“Concerning the Bodyguard” by Donald Bartheleme is a short story told only as a series of questions. But, it’s not all as it appears to be. There is a hidden deeper meaning that tells a story. You could read the story, or if you to really have fun list to the podcast of the story read by Salman Rushdie for the New Yorker. If you click on this link, you can read or listen to a number of articles a month for free. In the past all the New Yorker Podcasts about Fiction were free to read. 😦

The first time I heard the story (read by Rushdie), I had not read the story. But afterwards I found and read the story, and over time I began to figure out the clues that create a more complex story.  If you listen to Salman Rushdie talking about it also you will get more clues.

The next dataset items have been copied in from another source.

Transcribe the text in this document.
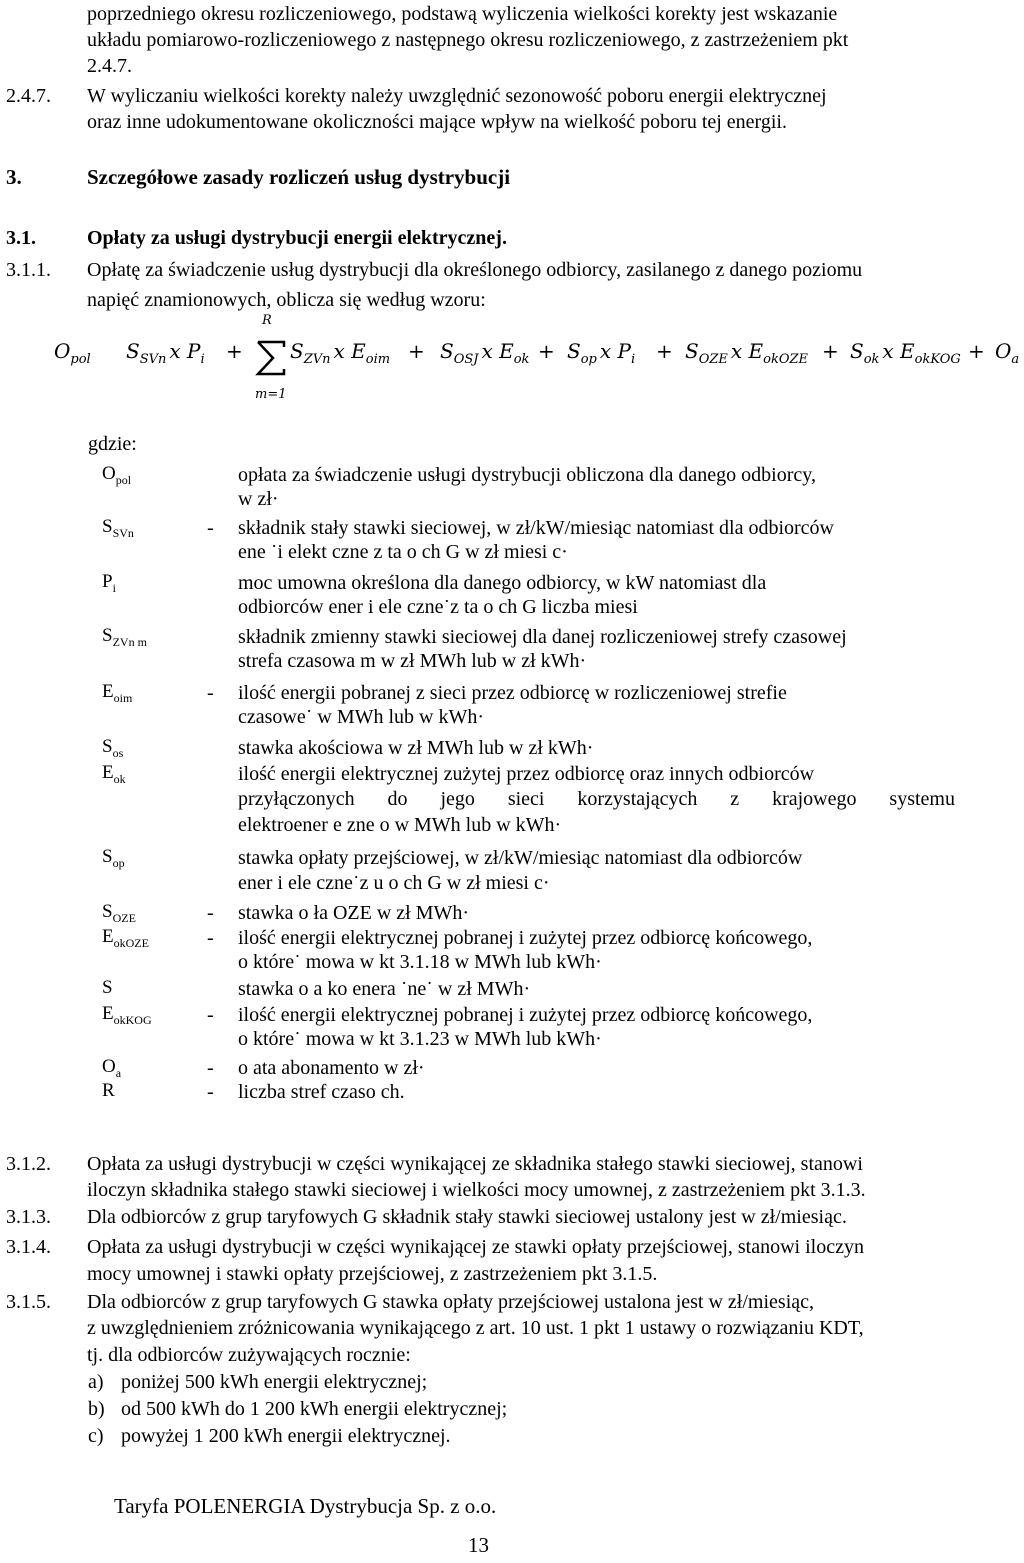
poprzedniego okresu rozliczeniowego, podstawą wyliczenia wielkości korekty jest wskazanie
układu pomiarowo-rozliczeniowego z następnego okresu rozliczeniowego, z zastrzeżeniem pkt
2.4.7.
2.4.7. W wyliczaniu wielkości korekty należy uwzględnić sezonowość poboru energii elektrycznej
oraz inne udokumentowane okoliczności mające wpływ na wielkość poboru tej energii.
3.	Szczegółowe zasady rozliczeń usług dystrybucji
3.1.	Opłaty za usługi dystrybucji energii elektrycznej.
3.1.1. Opłatę za świadczenie usług dystrybucji dla określonego odbiorcy, zasilanego z danego poziomu
napięć znamionowych, oblicza się według wzoru:
$O_{pol}$ $S_{SVn}$ x $P_i$ +
R
m=1
$S_{ZVn}$ x $E_{oim} + S_{OSJ}$ x $E_{ok} + S_{op}$ x $P_i + S_{OZE}$ x $E_{okOZE} + S_{ok}$ x $E_{okKOG} + O_a$
gdzie:
$O_{pol}$	opłata za świadczenie usługi dystrybucji obliczona dla danego odbiorcy,
w zł·
$S_{SVn}$	- składnik stały stawki sieciowej, w zł/kW/miesiąc natomiast dla odbiorców
ene ˙i elekt czne z ta o ch G w zł miesi c·
$P_i$	moc umowna określona dla danego odbiorcy, w kW natomiast dla
odbiorców ener i ele czne˙z ta o ch G liczba miesi
$S_{ZVn m}$	składnik zmienny stawki sieciowej dla danej rozliczeniowej strefy czasowej
strefa czasowa m w zł MWh lub w zł kWh·
$E_{oim}$	- ilość energii pobranej z sieci przez odbiorcę w rozliczeniowej strefie
czasowe˙ w MWh lub w kWh·
$S_{os}$	stawka akościowa w zł MWh lub w zł kWh·
$E_{ok}$	ilość energii elektrycznej zużytej przez odbiorcę oraz innych odbiorców
przyłączonych do jego sieci korzystających z krajowego systemu
elektroener e zne o w MWh lub w kWh·
$S_{op}$	stawka opłaty przejściowej, w zł/kW/miesiąc natomiast dla odbiorców
ener i ele czne˙z u o ch G w zł miesi c·
$S_{OZE}$	- stawka o ła OZE w zł MWh·
$E_{okOZE}$	- ilość energii elektrycznej pobranej i zużytej przez odbiorcę końcowego,
o które˙ mowa w kt 3.1.18 w MWh lub kWh·
S	stawka o a ko enera ˙ne˙ w zł MWh·
$E_{okKOG}$	- ilość energii elektrycznej pobranej i zużytej przez odbiorcę końcowego,
o które˙ mowa w kt 3.1.23 w MWh lub kWh·
$O_a$	- o ata abonamento w zł·
R	- liczba stref czaso ch.
3.1.2. Opłata za usługi dystrybucji w części wynikającej ze składnika stałego stawki sieciowej, stanowi
iloczyn składnika stałego stawki sieciowej i wielkości mocy umownej, z zastrzeżeniem pkt 3.1.3.
3.1.3. Dla odbiorców z grup taryfowych G składnik stały stawki sieciowej ustalony jest w zł/miesiąc.
3.1.4. Opłata za usługi dystrybucji w części wynikającej ze stawki opłaty przejściowej, stanowi iloczyn
mocy umownej i stawki opłaty przejściowej, z zastrzeżeniem pkt 3.1.5.
3.1.5. Dla odbiorców z grup taryfowych G stawka opłaty przejściowej ustalona jest w zł/miesiąc,
z uwzględnieniem zróżnicowania wynikającego z art. 10 ust. 1 pkt 1 ustawy o rozwiązaniu KDT,
tj. dla odbiorców zużywających rocznie:
a) poniżej 500 kWh energii elektrycznej;
b) od 500 kWh do 1 200 kWh energii elektrycznej;
c) powyżej 1 200 kWh energii elektrycznej.
Taryfa POLENERGIA Dystrybucja Sp. z o.o.
13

The bodyguard seems to be more of chauffeur, as his job is mainly driving the man around.  He never has to fight off bad guys as one would think, that is the job of a bodyguard.

Salman Rushdie is a great writer, but his biography (Joseph Anton: A Memoir ) leaves much to be desired. Written in third person, it is one of the most horrible books, I read/ listened to on audible. I could not even finish it. It was both boring and depressing at the same time. I was curious to learn about how Salman Rushdie had a Fatwa which is an order of death placed on him for written the book called The Satanic Verses in 1988.

I have not yet read The Satanic Verses, but it’s not that terrible a book. The only issue appears to be using the names of the wives of Mahmoud in an unclean way. But, if he had omitted that, the overall book may not have been so offensive. It is the story of two men. One represents God and one Satan. I am not really sure about that, but I trying to boil it down fast and easy. The God man gets killed, I believe, but the Satan man changes and becomes a good man. But, I don’t think it is something I would read. I did read and enjoy a few of Salman Rushdie story stories in the New York, but I have never finished one of the novels.

The story made me look into other words by Donald Bartheleme, but as Salman Rushdie points out on the podcast his other works are so strange that they can not be understood. Like Finnegans Wake which we discussed earlier on this blog, the stories can not be understood. I don’t know if there exists any books or articles to explain the stories, but one could try looking for them if one was interested. I also started to read Hiding Man: A Biography of Donald Barthelme but the author was only a vague acquaintance of Donald Barthelme, and the book did not have much insight.